Open adam-haber opened this issue 7 years ago • 1 comments

Hi,

I've two questions regarding the preprocessing functions:

Regarding prep_tensors - the lines

y  = y[:,1:]
x  = np.roll(x, shift=1, axis=1)[:,1:,]

Simply throw away the first event, right? Is this a necessity? In my data, a significant portion of the chruners churn at the beginning, and I'd be happy to try and predict these, as well.

Regarding the nanmask_to_keras_mask function: As far as I understand, the y variable returned by this function is of dimension (n_subjects,t_timesteps,2), such that y[i] is the matrix whose rows are the different times and its columns are time-to-event and censoring indicator, respectively, for subject i. In my data, each subject is either churned or not churned (no recurrent events). This means that for each subject, the second column is either all ones (if it's a churned subject) or all zeros (if it's a censored subject); this, of course, without taking into account the 0.95 mask. Is this the correct input format for training the model?
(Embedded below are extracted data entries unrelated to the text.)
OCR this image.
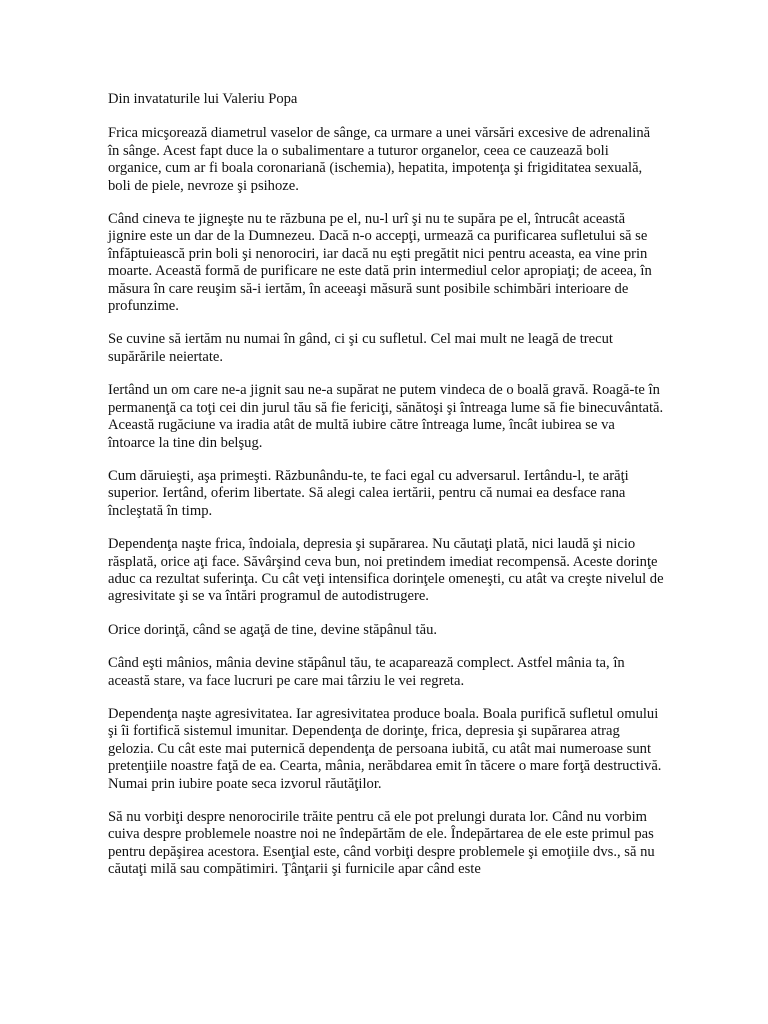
Din invataturile lui Valeriu Popa

Frica micşorează diametrul vaselor de sânge, ca urmare a unei vărsări excesive de adrenalină în sânge. Acest fapt duce la o subalimentare a tuturor organelor, ceea ce cauzează boli organice, cum ar fi boala coronariană (ischemia), hepatita, impotenţa şi frigiditatea sexuală, boli de piele, nevroze şi psihoze.

Când cineva te jigneşte nu te răzbuna pe el, nu-l urî şi nu te supăra pe el, întrucât această jignire este un dar de la Dumnezeu. Dacă n-o accepţi, urmează ca purificarea sufletului să se înfăptuiească prin boli şi nenorociri, iar dacă nu eşti pregătit nici pentru aceasta, ea vine prin moarte. Această formă de purificare ne este dată prin intermediul celor apropiaţi; de aceea, în măsura în care reuşim să-i iertăm, în aceeaşi măsură sunt posibile schimbări interioare de profunzime.

Se cuvine să iertăm nu numai în gând, ci şi cu sufletul. Cel mai mult ne leagă de trecut supărările neiertate.

Iertând un om care ne-a jignit sau ne-a supărat ne putem vindeca de o boală gravă. Roagă-te în permanenţă ca toţi cei din jurul tău să fie fericiţi, sănătoşi şi întreaga lume să fie binecuvântată. Această rugăciune va iradia atât de multă iubire către întreaga lume, încât iubirea se va întoarce la tine din belşug.

Cum dăruieşti, aşa primeşti. Răzbunându-te, te faci egal cu adversarul. Iertându-l, te arăţi superior. Iertând, oferim libertate. Să alegi calea iertării, pentru că numai ea desface rana încleştată în timp.

Dependenţa naşte frica, îndoiala, depresia şi supărarea. Nu căutaţi plată, nici laudă şi nicio răsplată, orice aţi face. Săvârşind ceva bun, noi pretindem imediat recompensă. Aceste dorinţe aduc ca rezultat suferinţa. Cu cât veţi intensifica dorinţele omeneşti, cu atât va creşte nivelul de agresivitate şi se va întări programul de autodistrugere.

Orice dorinţă, când se agaţă de tine, devine stăpânul tău.

Când eşti mânios, mânia devine stăpânul tău, te acaparează complect. Astfel mânia ta, în această stare, va face lucruri pe care mai târziu le vei regreta.

Dependenţa naşte agresivitatea. Iar agresivitatea produce boala. Boala purifică sufletul omului şi îi fortifică sistemul imunitar. Dependenţa de dorinţe, frica, depresia şi supărarea atrag gelozia. Cu cât este mai puternică dependenţa de persoana iubită, cu atât mai numeroase sunt pretenţiile noastre faţă de ea. Cearta, mânia, nerăbdarea emit în tăcere o mare forţă destructivă. Numai prin iubire poate seca izvorul răutăţilor.

Să nu vorbiţi despre nenorocirile trăite pentru că ele pot prelungi durata lor. Când nu vorbim cuiva despre problemele noastre noi ne îndepărtăm de ele. Îndepărtarea de ele este primul pas pentru depăşirea acestora. Esenţial este, când vorbiţi despre problemele şi emoţiile dvs., să nu căutaţi milă sau compătimiri. Ţânţarii şi furnicile apar când este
Dec 28 '17 14:12 adam-haber

Hi, great questions. You understood it right, throw away the first timestep. There's alternatives but I think this was the most generally safe.

From the data pipeline template:

    # 1. Disalign features and targets otherwise truth is leaked.
    # 2. drop first timestep (that we now dont have features for)
    # 3. nan-mask the last timestep of features. (that we now don't have targets for)
    events = events[:,1:,]
    y  = y[:,1:]
    x  = np.roll(x, shift=1, axis=1)[:,1:,]
    x  = x + 0*np.expand_dims(events,-1)

The most thorough explanation can be found here

If a customer purchases something ("event") at 13.30 I can use this as feature input for the 23.59 batch job of predicting when customers purchases again (i.e tomorrow, day after tomorrow, ...) so we always need to disalign i.e roll the features.
If we leave an empty feature at first step we have a target value and can train, but in cases when event <-> datapoint i.e sequence birth comes from event it's always TTE=0 so it'll overfit.
If we also track clicks, logins, language etc event -> datapoint but datapoint -/-> event so now there's uncertainty about tte and you could probably use the first timestep.

So TL:DR, in your case (non-recurrent events) it might be safe, but does it make sense for inference? I.e, when does your data arrive?

I guess you want to predict will there be an event today? But if at signup 13.30 we get language, region, signup method etc this query is going to be tainted with the time of arrival of the data. (Things like less likelihood of event the later data arrives that day). I'm not saying it doesn't make sense, I'm saying it adds things to think about 😄

About question 2: Yes this sounds correct!

Dec 29 '17 02:12 ragulpr